Modality, Reasoning, and Framework Implications
While multimodal input marginally improves task success, it inflates latency and financial cost, and introduces privacy concerns. The study recommends screentext access as the primary mode for automation, especially in privacy-aware deployments. Enhanced reasoning models (o4-mini) show emergent behavior: flexible task adaptation, indirect strategy identification, and more frequent self-correction/backtracking. However, higher reasoning capacity leads to frequent step-limit execution failures—advanced agents iterate, but are capped by static step thresholds, suggesting adaptive step allocation is vital for robust deployments.
Prompt design and limited action space (restricted to click/edit/scroll) further constrain agent capability. Augmenting prompts with extended historical state, expanding action repertoires (e.g., long-press, swipe, back/home), and implementing standardized accessibility protocols are critical future directions. The study also links agent success not with LLM model improvements, but with app-level UI accessibility and robust system-level design.
Practical and Theoretical Implications
This work provides actionable recommendations:
- Application developers should ensure thorough UI accessibility with stable, descriptive locators in code (“android:id” for interactable elements).
- OS vendors should standardize parsing protocols for device and app-level consistency.
- Privacy-aware automation should minimize screenshot collection except where visual cues are essential for task completion; screentext should be prioritized.
- Benchmarks should encompass reusable diagnostic artifacts for cumulative failure characterization and robust reproducibility.

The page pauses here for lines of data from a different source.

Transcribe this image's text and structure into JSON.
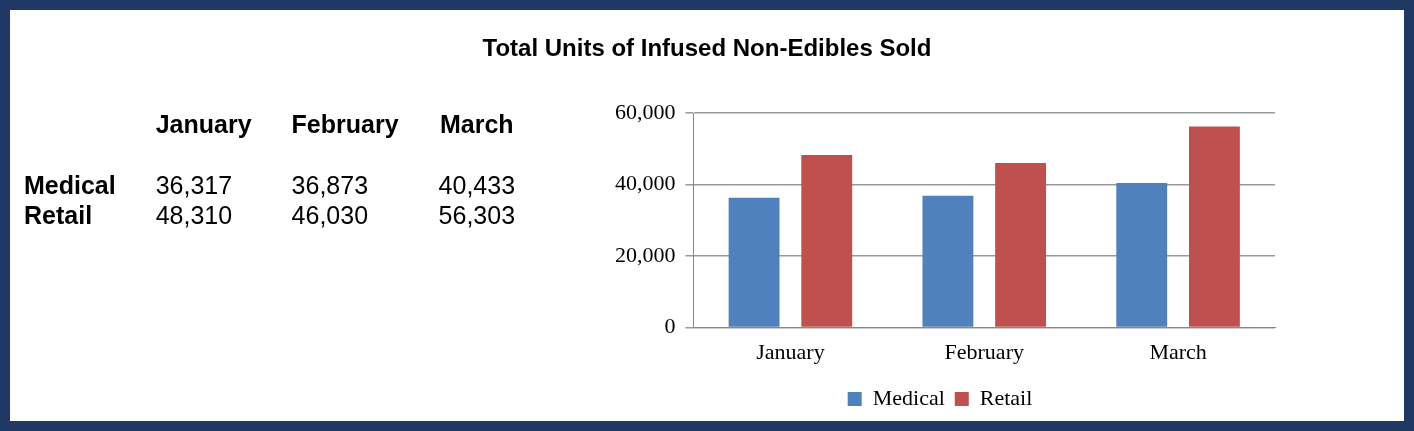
{
  "chart_data": [
    {
      "type": "other",
      "title": "Total Units of Infused Non-Edibles Sold",
      "categories": [
        "January",
        "February",
        "March"
      ],
      "series": [
        {
          "name": "Medical",
          "values": [
            36317,
            36873,
            40433
          ],
          "value_labels": [
            "36,317",
            "36,873",
            "40,433"
          ]
        },
        {
          "name": "Retail",
          "values": [
            48310,
            46030,
            56303
          ],
          "value_labels": [
            "48,310",
            "46,030",
            "56,303"
          ]
        }
      ]
    },
    {
      "type": "bar",
      "categories": [
        "January",
        "February",
        "March"
      ],
      "series": [
        {
          "name": "Medical",
          "color": "#4f81bd",
          "values": [
            36317,
            36873,
            40433
          ]
        },
        {
          "name": "Retail",
          "color": "#c0504d",
          "values": [
            48310,
            46030,
            56303
          ]
        }
      ],
      "ylim": [
        0,
        60000
      ],
      "yticks": [
        {
          "value": 0,
          "label": "0"
        },
        {
          "value": 20000,
          "label": "20,000"
        },
        {
          "value": 40000,
          "label": "40,000"
        },
        {
          "value": 60000,
          "label": "60,000"
        }
      ],
      "grid": "y",
      "legend": "bottom"
    }
  ]
}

- Design of agents must balance reasoning capability and step execution constraints, with adaptive thresholding and backtracking orchestration.
- Expanding agent action spaces and prompt designs can enhance completion rates in complex mobile environments.
Comparison with Browser-based GUI Agents and Mobile Agent Research Trends
Desktop browser automation agents (e.g., OpenAI Operator, Claude Computer Use, Manus) operate in more stable, less heterogeneous environments than mobile agents. These systems typically rely on screenshot input and pre-trained vision-LLMs, but are limited to web contexts and benefit from reduced device fragmentation. The paper notes recent efforts on mobile pre-trained LLMs and on-device LLMs for automation, but underscores that robust mobile automation remains an open problem, due to UI diversity, dynamic layout, gesture-centric interactions, and app-level restrictions.
Conclusion
The study delivers a rigorous benchmark, empirical modality comparison, and a reasoning/diagnostic taxonomy for LLM-driven mobile task automation. It identifies UI accessibility as the dominant limiting factor and quantifies the tradeoff between screentext and screenshots. The findings inform future design of mobile agents, benchmark construction, app-level accessibility engineering, and adaptive reasoning frameworks. Progress in mobile automation must address system-level visibility, actionable representation, privacy risk mitigation, and adaptive agent orchestration to approach reliable, scalable deployment.